Share

10 :: Orang Aneh ::

Sebelum matahari memperlihatkan kilaunya, kamu harus bangun !

Itu adalah pesan nasehat yang terus Arida ingat dan dia patuhi. Setelah mandi dan menuntaskan kewajibannya, Arinda memiliki waktu tiga puluh menit untuk dia berolahraga.

Sepertinya waktu memang selalu mempertemukan Anton dengan dirinya, karena pagi ini dia bertemu dengan Anton yang juga baru keluar dari kamarnya memakai setelan olahraga.

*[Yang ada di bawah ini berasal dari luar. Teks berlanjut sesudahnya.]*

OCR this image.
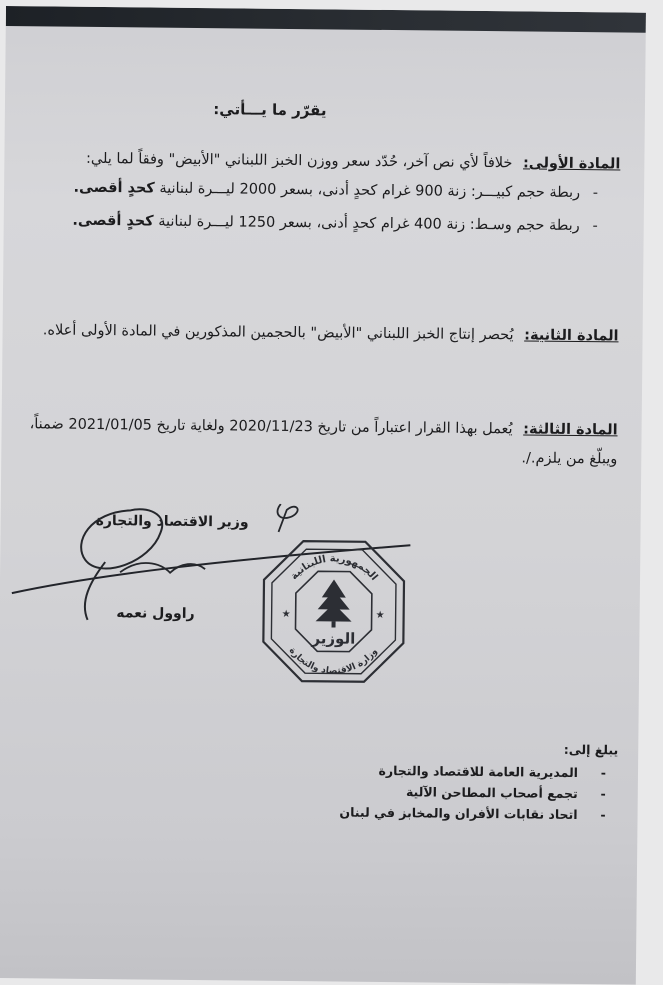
يقرّر ما يـــأتي:
المادة الأولى: خلافاً لأي نص آخر، حُدّد سعر ووزن الخبز اللبناني "الأبيض" وفقاً لما يلي:
- ربطة حجم كبيـــر: زنة 900 غرام كحدٍ أدنى، بسعر 2000 ليـــرة لبنانية كحدٍ أقصى.
- ربطة حجم وسـط: زنة 400 غرام كحدٍ أدنى، بسعر 1250 ليـــرة لبنانية كحدٍ أقصى.
المادة الثانية: يُحصر إنتاج الخبز اللبناني "الأبيض" بالحجمين المذكورين في المادة الأولى أعلاه.
المادة الثالثة: يُعمل بهذا القرار اعتباراً من تاريخ 2020/11/23 ولغاية تاريخ 2021/01/05 ضمناً، ويبلّغ من يلزم./.
وزير الاقتصاد والتجارة
راوول نعمه
يبلغ إلى:
- المديرية العامة للاقتصاد والتجارة
- تجمع أصحاب المطاحن الآلية
- اتحاد نقابات الأفران والمخابز في لبنان
الجمهورية اللبنانية
وزارة الاقتصاد والتجارة
الوزير
★	★
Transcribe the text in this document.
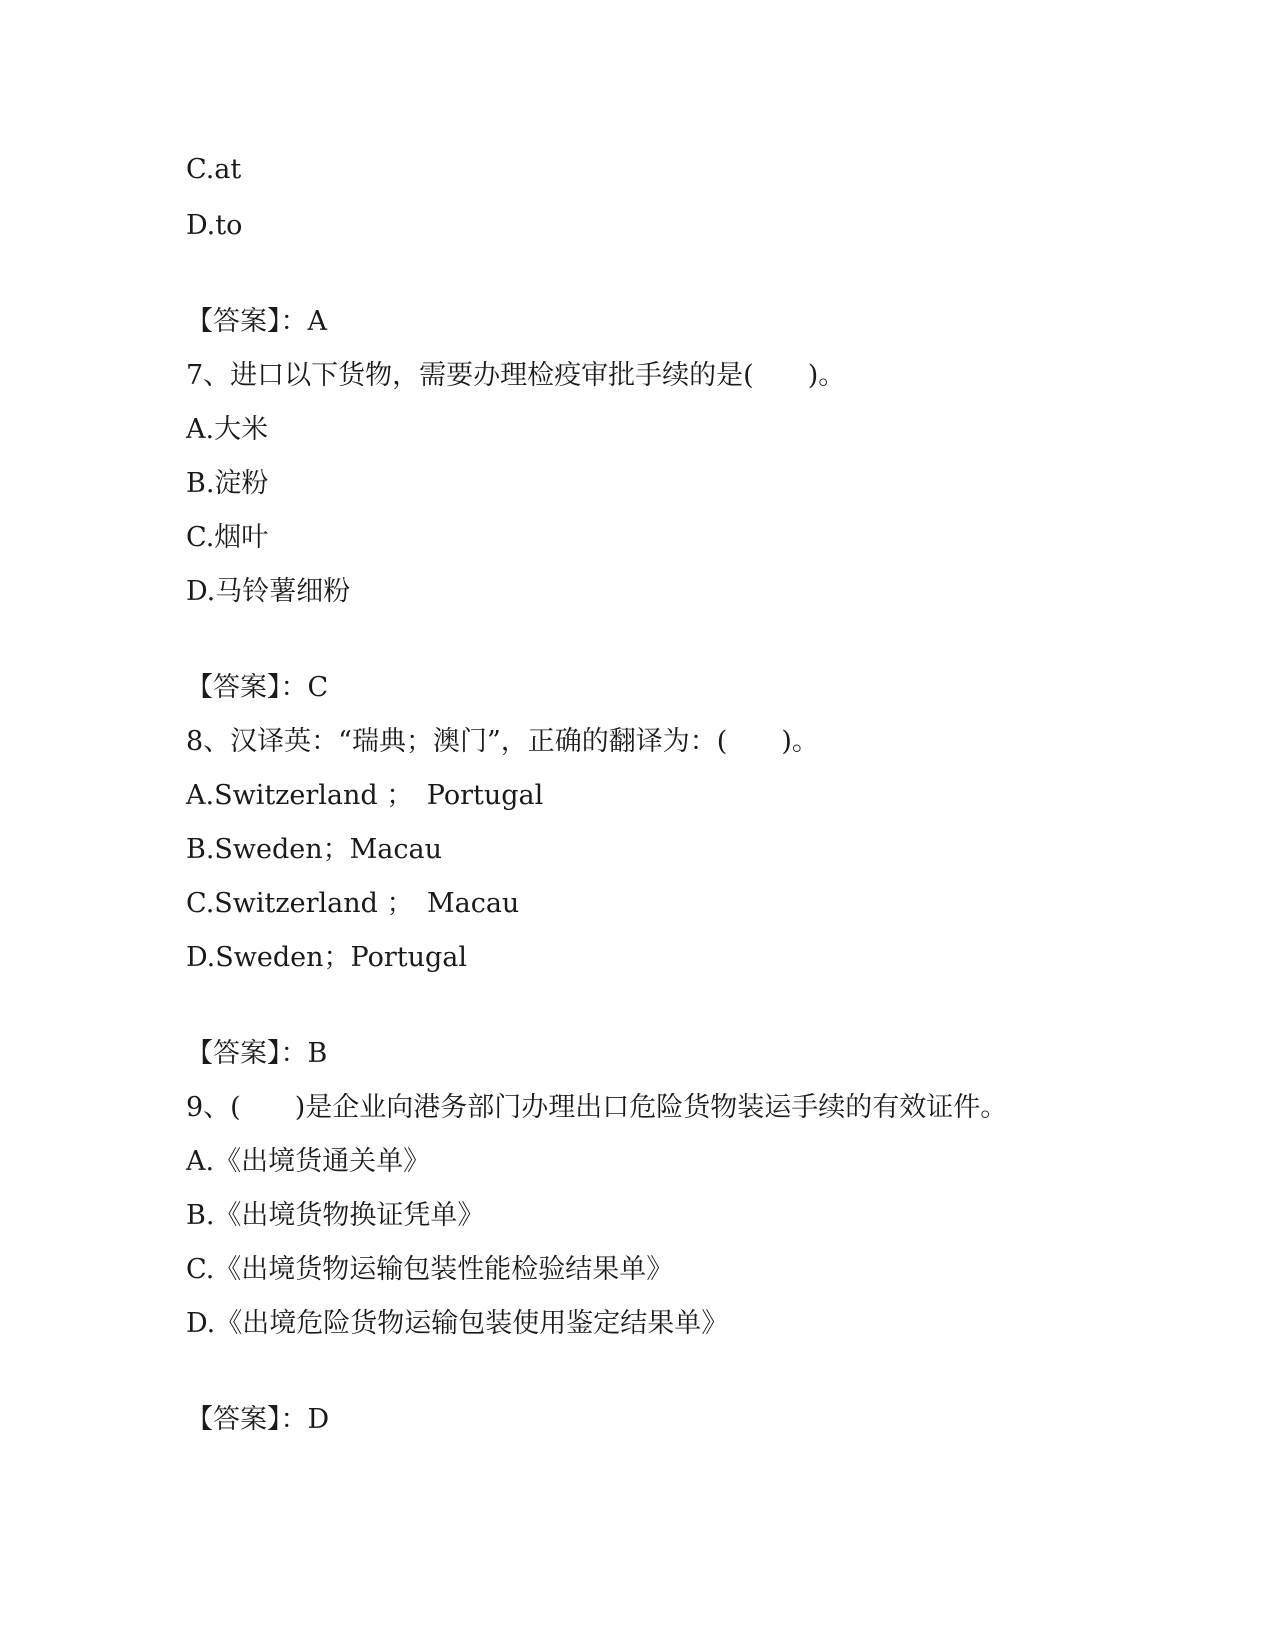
C.at
D.to
【答案】：A
7、进口以下货物，需要办理检疫审批手续的是(　　)。
A.大米
B.淀粉
C.烟叶
D.马铃薯细粉
【答案】：C
8、汉译英：“瑞典；澳门”，正确的翻译为：(　　)。
A.Switzerland ；　Portugal
B.Sweden；Macau
C.Switzerland ；　Macau
D.Sweden；Portugal
【答案】：B
9、(　　)是企业向港务部门办理出口危险货物装运手续的有效证件。
A.《出境货通关单》
B.《出境货物换证凭单》
C.《出境货物运输包装性能检验结果单》
D.《出境危险货物运输包装使用鉴定结果单》
【答案】：D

"Hai Arinda," sapa Anton dan Arinda mengulum senyum karena dia malu bertemu dengan Anton.

"Kamu sudah terima hadiahnya ?"

"Sudah bang Anton. Terima kasih ya. Tapi kado itu untuk apa ?" tanya Arinda karena dia memang masih belum mengerti sepenuhnya kenapa Anton memberikan kado itu.

Anton tidak langsung menjawab pertanyaan Arinda dia malah mengajak Arinda untuk bersama lari pagi dengannya.

Sambil lari Anton masih diam-diam mencuri pandang pada Arinda yang kini sadar ada yang berbeda di hatinya saat Anton menatapnya.

"Mau singgah ke taman kota dulu ?" tanya Anton saat mereka sudah selesai lari pagi dan kini sudah sampai di depan pintu kost.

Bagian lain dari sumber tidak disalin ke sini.